Having carefully reviewed the record, we conclude the revised estimate was a valid contract between Sloan and MES. "A contract arises from offer and acceptance and must be sufficiently definite 'that the performance to be rendered by each party can be ascertained with reasonable certainty.'" Weichert Co. Realtors v. Ryan, 128 N.J. 427, 435 (1992) (quoting Borough of W. Caldwell v. Borough of Caldwell, 26 N.J. 9, 24-25 (1958)). To create an enforceable contract, the "parties [must] agree on essential terms and manifest an intention to be bound by those terms . . . ." Ibid. The record establishes that the revised estimate meets each of these factors.
We also conclude the record establishes Sloan breached the contract by refusing to pay the agreed upon cost of MES moving her belongings to Colorado. Sloan admits she refuses to pay any amount more than what was provided in the initial estimate. Although the trial court found that MES failed to fulfill its duty to mitigate its damages, we find insufficient support in the record for that determination. The trial court found MES made insufficient efforts to deliver Sloan's belongings to her. Yet, Sloan admits she steadfastly refused to pay her outstanding balance under the revised estimate, a contractual condition for the return of her belongings. It is not clear what MES could have done, short of forfeiting its right to collect Sloan's outstanding balance, to reunite her with her possessions.
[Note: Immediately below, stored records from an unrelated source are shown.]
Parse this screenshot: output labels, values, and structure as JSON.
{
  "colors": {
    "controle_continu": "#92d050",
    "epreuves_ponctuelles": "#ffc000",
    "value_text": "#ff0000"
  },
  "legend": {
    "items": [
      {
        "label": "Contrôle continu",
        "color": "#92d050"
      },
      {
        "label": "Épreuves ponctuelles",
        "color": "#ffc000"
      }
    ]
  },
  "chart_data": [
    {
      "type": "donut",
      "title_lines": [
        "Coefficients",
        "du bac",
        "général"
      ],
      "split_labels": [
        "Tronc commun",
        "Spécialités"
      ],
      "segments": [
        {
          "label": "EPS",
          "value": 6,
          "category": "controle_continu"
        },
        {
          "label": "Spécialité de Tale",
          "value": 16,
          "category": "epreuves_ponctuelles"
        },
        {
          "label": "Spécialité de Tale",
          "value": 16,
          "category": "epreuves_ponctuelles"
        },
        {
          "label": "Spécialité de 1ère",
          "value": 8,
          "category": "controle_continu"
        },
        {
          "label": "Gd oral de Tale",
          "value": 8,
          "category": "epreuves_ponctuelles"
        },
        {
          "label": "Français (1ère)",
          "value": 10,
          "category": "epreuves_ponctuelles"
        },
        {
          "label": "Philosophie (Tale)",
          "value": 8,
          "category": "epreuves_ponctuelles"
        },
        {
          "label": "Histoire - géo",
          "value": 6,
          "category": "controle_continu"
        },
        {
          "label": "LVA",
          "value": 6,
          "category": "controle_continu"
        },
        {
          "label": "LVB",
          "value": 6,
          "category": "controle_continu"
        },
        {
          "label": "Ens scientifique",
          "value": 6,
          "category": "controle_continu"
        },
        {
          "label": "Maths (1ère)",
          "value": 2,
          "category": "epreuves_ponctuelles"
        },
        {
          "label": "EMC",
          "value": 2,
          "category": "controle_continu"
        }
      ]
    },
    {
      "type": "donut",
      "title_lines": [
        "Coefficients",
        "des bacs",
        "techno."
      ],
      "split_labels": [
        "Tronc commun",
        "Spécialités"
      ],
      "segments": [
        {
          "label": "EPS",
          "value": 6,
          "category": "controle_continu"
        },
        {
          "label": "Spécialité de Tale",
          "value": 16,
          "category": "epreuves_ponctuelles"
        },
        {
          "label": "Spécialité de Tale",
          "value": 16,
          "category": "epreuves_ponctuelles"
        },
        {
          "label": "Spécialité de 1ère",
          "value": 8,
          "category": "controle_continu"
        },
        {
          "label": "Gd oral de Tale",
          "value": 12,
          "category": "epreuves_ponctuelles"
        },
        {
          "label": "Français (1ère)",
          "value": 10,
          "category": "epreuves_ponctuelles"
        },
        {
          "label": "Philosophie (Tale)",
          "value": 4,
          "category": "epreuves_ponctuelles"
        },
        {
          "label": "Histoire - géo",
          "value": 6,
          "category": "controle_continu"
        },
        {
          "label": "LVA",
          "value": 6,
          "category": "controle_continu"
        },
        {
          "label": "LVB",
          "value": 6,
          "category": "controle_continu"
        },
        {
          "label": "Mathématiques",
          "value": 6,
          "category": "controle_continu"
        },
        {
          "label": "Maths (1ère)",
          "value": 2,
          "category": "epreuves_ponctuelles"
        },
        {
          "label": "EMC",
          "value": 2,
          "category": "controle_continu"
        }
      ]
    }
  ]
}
Although MES submitted evidence of its damages as of the trial date, it also informed the court that Sloan's belongings remained in storage at MES's expense. The current record, therefore, does not reflect the damages MES alleges accumulated after trial. As a result, it is necessary to remand this matter for a determination of MES's damages arising from Sloan's breach of contract.
The November 10, 2022 judgment is reversed. The matter is remanded for entry of judgment in favor of MES on its counterclaims, dismissal of Sloan's claims, and a determination of MES's damages for Sloan's breach of contract. We offer no opinion with respect to the disposition of Sloan's belongings.
Reversed and remanded for proceedings consistent with this opinion. We do not retain jurisdiction.